Tuesday, July 28, 2015

Go Slow to Go Fast- the importance of the first days of school

Go Slow to Go Fast. 

I capitalize this phrase because it has become a kind of mantra for me whenever I am embarking on a new and important endeavor.  If you skip building the foundation, your house will crumble.  Crumbling houses/classrooms are not fun.  Ask me, I have been there.

Go Slow to Go Fast.  There are tons of parables, fables and stories that illustrate this point.  Tortoise and the Hare and Three Little Pigs are two examples.  Yet, when receiving our new students to our schools and classrooms in the first days of school, we are tempted to forget the pigs eaten and the loser rabbit.  

Here is my Go Slow advice to you:

Take it slow and teach the routines, procedures, rules and values that your students need to be successful both in and out of your classroom.  Model them, practice them, read about them, challenge them and celebrate them.  I give you permission to take it slow, break it down and give your students the tools to be successful this year.  

Take it slow for your own well being.  Breathe deep, be present in the moment, cherish the small things and be grateful.  Relax and smile.  Enjoy the struggle and learn.  The most important thing in the classroom is your relationship with your students. They don't care about prefect bulletin boards or the cutest name tags (though those things are very cool too).  They care about being in community with you and their classmates.  They want to belong. 

Lastly, take it slow to HAVE FUN with your students.  Everything you do should lead them believe that school is the most awesome place in the world and that you are their biggest fan.  Be that awesome teacher that you want to be and they will LOVE you for it.  

Sing from your heart and let everyone hear it,
Dance like everyone is watching and smile,
Love like you want your students to love,
Live like this is the best day ever. 

Happy new school year! 

Tuesday, July 21, 2015

My Secrets to Surviving and Thriving as a Teacher

Some questions I used to get asked a lot as a veteran teacher are, What is your secret?  How is it that you have stayed in the classroom so long?  

I am going to share some of my secrets to surviving and thriving as a classroom teacher.  This is my 17th year in education.  For the last 16, I have lived the sometimes grueling life of an elementary classroom teacher.  I'm not going to lie- I have found myself browsing the Craigslist jobs section more than a few times.  Barista?  That sounds nice.  I like coffee...  But in the end, I gear up and step back in front of room for another lesson-  here is why.

1) Love.  I love my students. Their smiles make my day.  When I am feeling low, I visit my former students in the cafe during lunch. "MR. ANDERSON!!!"  They all want to see me, talk to me, question me about my gerbil and my own kids.  They share their triumphs and their struggles.  I realize that they love me too and it is just enough to get me through the day.  But just because I love my students doesn't mean I don't...

2) Go home and recharge.

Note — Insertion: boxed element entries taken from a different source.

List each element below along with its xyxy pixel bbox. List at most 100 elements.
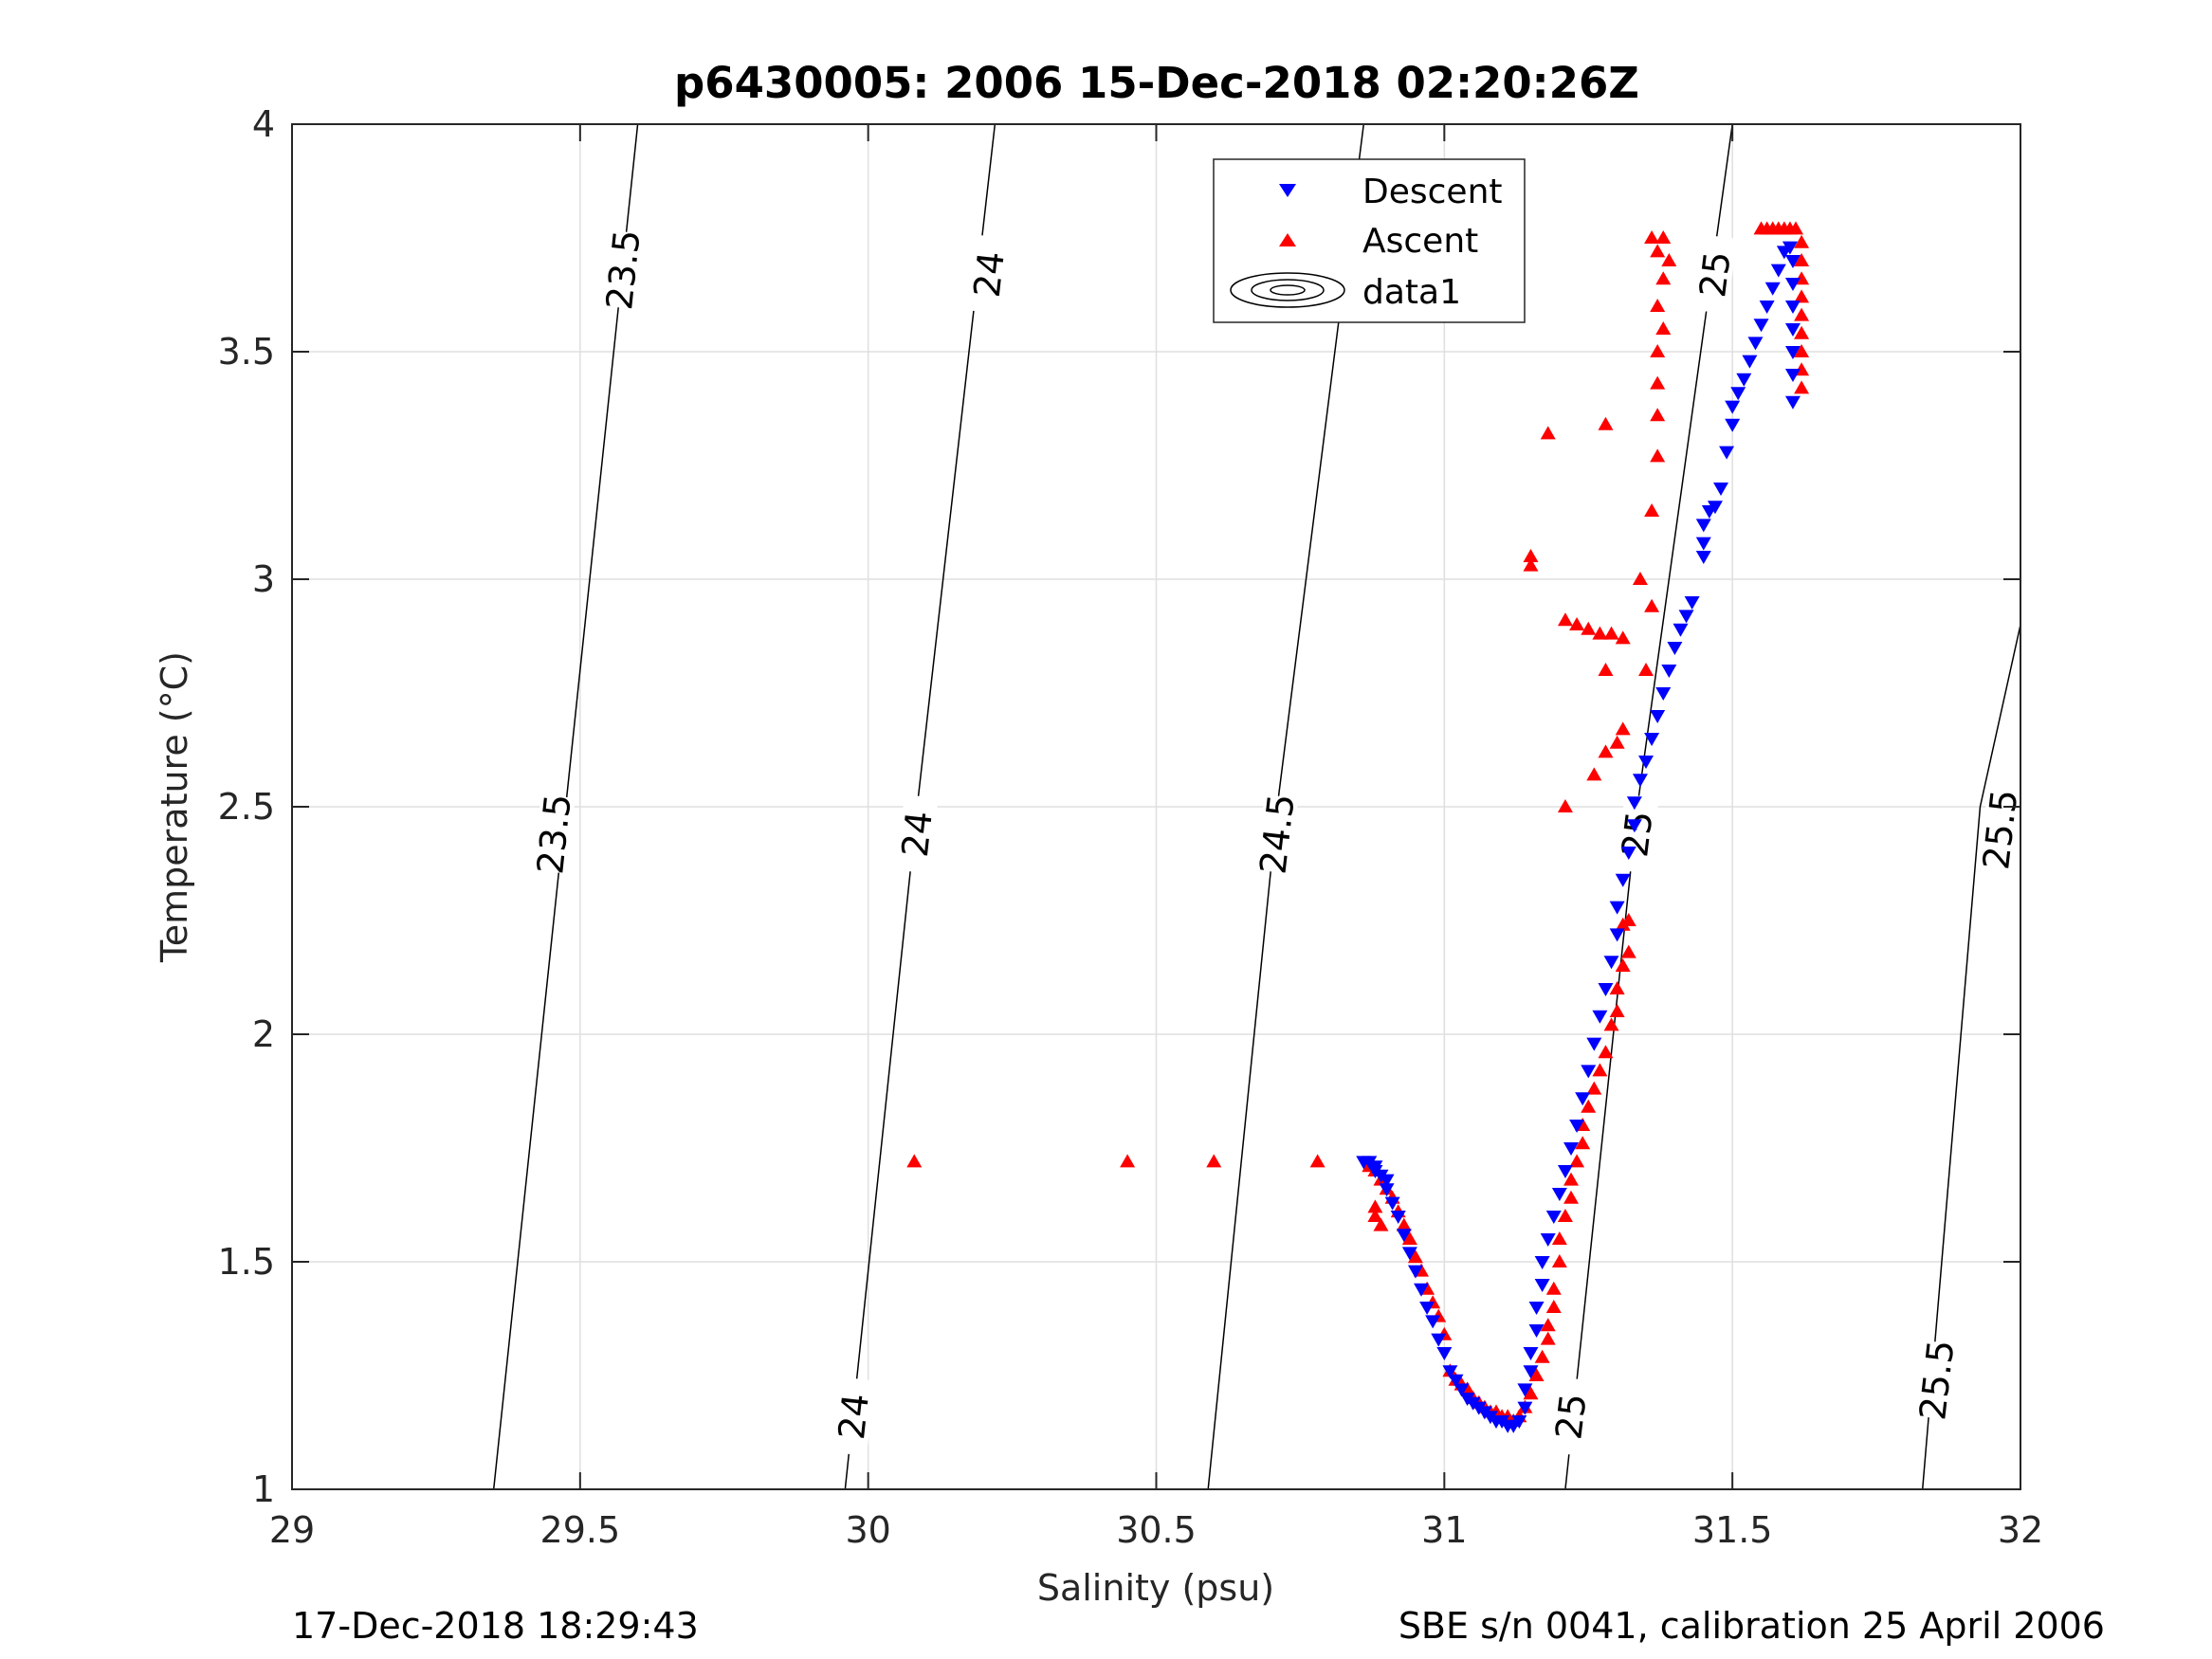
- ascent-point: [1309, 1154, 1325, 1168]
- ascent-point: [1661, 253, 1677, 266]
- descent-point: [1545, 1211, 1562, 1224]
- descent-point: [1713, 483, 1729, 496]
- descent-point: [1557, 1165, 1573, 1178]
- ascent-point: [1581, 1099, 1597, 1113]
- contour-label: 25: [1691, 249, 1739, 300]
- descent-point: [1695, 537, 1711, 551]
- descent-point: [1736, 373, 1752, 387]
- descent-point: [1784, 323, 1801, 337]
- descent-point: [1673, 623, 1689, 637]
- ascent-point: [1794, 234, 1810, 248]
- descent-point: [1626, 796, 1642, 811]
- descent-point: [1650, 710, 1666, 723]
- descent-point: [1390, 1211, 1406, 1224]
- ascent-point: [1401, 1231, 1417, 1245]
- descent-point: [1695, 519, 1711, 533]
- ascent-point: [1655, 230, 1672, 244]
- descent-point: [1725, 418, 1741, 432]
- ascent-point: [1534, 1349, 1550, 1363]
- descent-point: [1784, 278, 1801, 291]
- y-tick-label: 3.5: [218, 331, 275, 373]
- footer-calibration: SBE s/n 0041, calibration 25 April 2006: [1398, 1605, 2105, 1647]
- ascent-point: [1794, 344, 1810, 357]
- contour-label-background: [602, 229, 645, 310]
- descent-point: [1453, 1383, 1470, 1397]
- descent-point: [1776, 246, 1792, 260]
- descent-point: [1528, 1302, 1545, 1315]
- contour-label: 25.5: [1911, 1338, 1962, 1422]
- ascent-point: [1373, 1217, 1389, 1231]
- descent-point: [1784, 369, 1801, 382]
- contour-label-background: [1915, 1340, 1959, 1420]
- contour-label-background: [896, 794, 939, 874]
- ascent-point: [1581, 621, 1597, 635]
- ascent-point: [1650, 448, 1666, 463]
- descent-point: [1747, 337, 1764, 351]
- ascent-point: [1650, 244, 1666, 258]
- x-axis-label: Salinity (psu): [1037, 1567, 1274, 1609]
- ascent-point: [1655, 271, 1672, 285]
- descent-point: [1586, 1037, 1602, 1051]
- ascent-point: [1650, 299, 1666, 312]
- legend: Descent Ascent data1: [1213, 158, 1526, 323]
- descent-point: [1661, 665, 1677, 678]
- descent-point: [1401, 1247, 1417, 1261]
- descent-point: [1620, 847, 1636, 860]
- contour-label: 24: [831, 1392, 877, 1442]
- descent-point: [1759, 301, 1775, 314]
- ascent-point: [1551, 1254, 1567, 1267]
- descent-point: [1517, 1401, 1533, 1415]
- y-axis-tick-labels: 1 1.5 2 2.5 3 3.5 4: [218, 103, 275, 1510]
- ascent-point: [1598, 744, 1614, 758]
- descent-point: [1523, 1347, 1539, 1360]
- descent-point: [1609, 928, 1625, 942]
- y-tick-label: 2: [252, 1013, 275, 1055]
- contour-label: 24: [966, 249, 1013, 300]
- descent-point: [1764, 282, 1781, 296]
- ascent-point: [1644, 598, 1660, 612]
- descent-point: [1528, 1324, 1545, 1338]
- descent-point: [1425, 1315, 1441, 1329]
- descent-point: [1742, 355, 1758, 369]
- descent-point: [1784, 346, 1801, 359]
- ascent-point: [1794, 253, 1810, 266]
- ascent-point: [1592, 626, 1608, 640]
- contour-label-background: [1693, 234, 1737, 315]
- ascent-point: [1540, 1318, 1556, 1332]
- descent-point: [1753, 319, 1769, 333]
- descent-point: [1551, 1188, 1567, 1201]
- ascent-point: [1655, 321, 1672, 335]
- descent-point: [1517, 1383, 1533, 1397]
- descent-point: [1725, 400, 1741, 414]
- descent-point: [1414, 1283, 1430, 1297]
- ascent-point: [1545, 1300, 1562, 1313]
- contour-label: 25: [1614, 809, 1661, 859]
- contour-label-background: [968, 234, 1011, 315]
- x-tick-label: 31.5: [1692, 1509, 1773, 1551]
- descent-point: [1563, 1142, 1580, 1156]
- ascent-point: [1609, 981, 1625, 994]
- descent-point: [1431, 1333, 1447, 1347]
- descent-point: [1684, 596, 1700, 610]
- ascent-point: [1609, 735, 1625, 749]
- contour-label: 23.5: [598, 228, 649, 312]
- descent-point: [1356, 1156, 1372, 1170]
- ascent-point: [1545, 1281, 1562, 1295]
- legend-ascent-marker: [1279, 233, 1296, 246]
- legend-ascent-label: Ascent: [1362, 222, 1478, 261]
- descent-point: [1384, 1196, 1400, 1211]
- descent-point: [1419, 1302, 1435, 1315]
- ascent-point: [1367, 1199, 1383, 1213]
- ascent-point: [1551, 1231, 1567, 1245]
- descent-point: [1523, 1365, 1539, 1379]
- density-contour-line: [1921, 624, 2021, 1490]
- ascent-point: [1586, 1081, 1602, 1095]
- descent-point: [1367, 1165, 1383, 1178]
- x-tick-label: 30: [845, 1509, 890, 1551]
- descent-point: [1784, 255, 1801, 268]
- descent-point: [1448, 1374, 1464, 1388]
- x-axis-tick-labels: 29 29.5 30 30.5 31 31.5 32: [269, 1509, 2043, 1551]
- descent-point: [1379, 1174, 1395, 1188]
- legend-descent-label: Descent: [1362, 173, 1503, 211]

I pack my bag when the students do and I go home when they get on the bus.  How?  I accomplish all the things that MUST be done, and leave the rest for another day.  There will always be one more thing to do.  If I have done my very best and covered the essentials, it is time to go.  I need to recharge because I...

3) Understand the journey.  Teaching is long journey.  All great journeys are long, at times arduous, full of unexpected challenges, rife with times of self doubt and soul soaring epiphanies.  I know that each day is one more small part of this journey and I need to take my smalls wins and rest up for the next day.  I cherish this journey, as difficult as it is, because I
have a...

4) Mission.  My mission is the driving force when I am totally overwhelmed.  My students deserve the chance to choose their own destinies.  The fact is, if you have brown skin or live in a poor neighborhood, you have very little chance to get a decent education and go to college.  My students' zipcode and ethnicity can not be allowed to limit their opportunities.  To accomplish my mission I need to...

5)  Get a little bit better everyday.  I don't expect myself to be perfect.  I know I will make mistakes.  But each day is an opportunity to get incrementally better.  Those little wins add up to big successes over the long run.  Those successes will help my students live their dreams.  Though I know I can't do it alone because it takes a...

6) Team.  I am part of an amazing team of educators giving 100% everyday.  They support me when I stumble and forgive my imperfections.  My team inspires me when I feel like giving up.   Honestly, without my team I wouldn't be able to keep it up.   I hope I do the same for them.

I love teaching but it is one of the hardest jobs to master, stay sane, and stay balanced.  If you are a good teacher, no one is harder on you than yourself.  You beat yourself up about the mistakes you make and your missed opportunities.

Here is the truth about teaching- you will never master it and never be the perfect teacher.  But you will have amazing victories and moments of teaching nirvana.  You will make the lives of your students better simply by loving your hardest and performing your best.  And you know what else?  Yours students will always remember you for that love and effort, and be grateful.  You will change the course of the the rest of their lives.

Mother Teresa “I alone cannot change the world, but I can cast a stone across the waters to create many ripples.”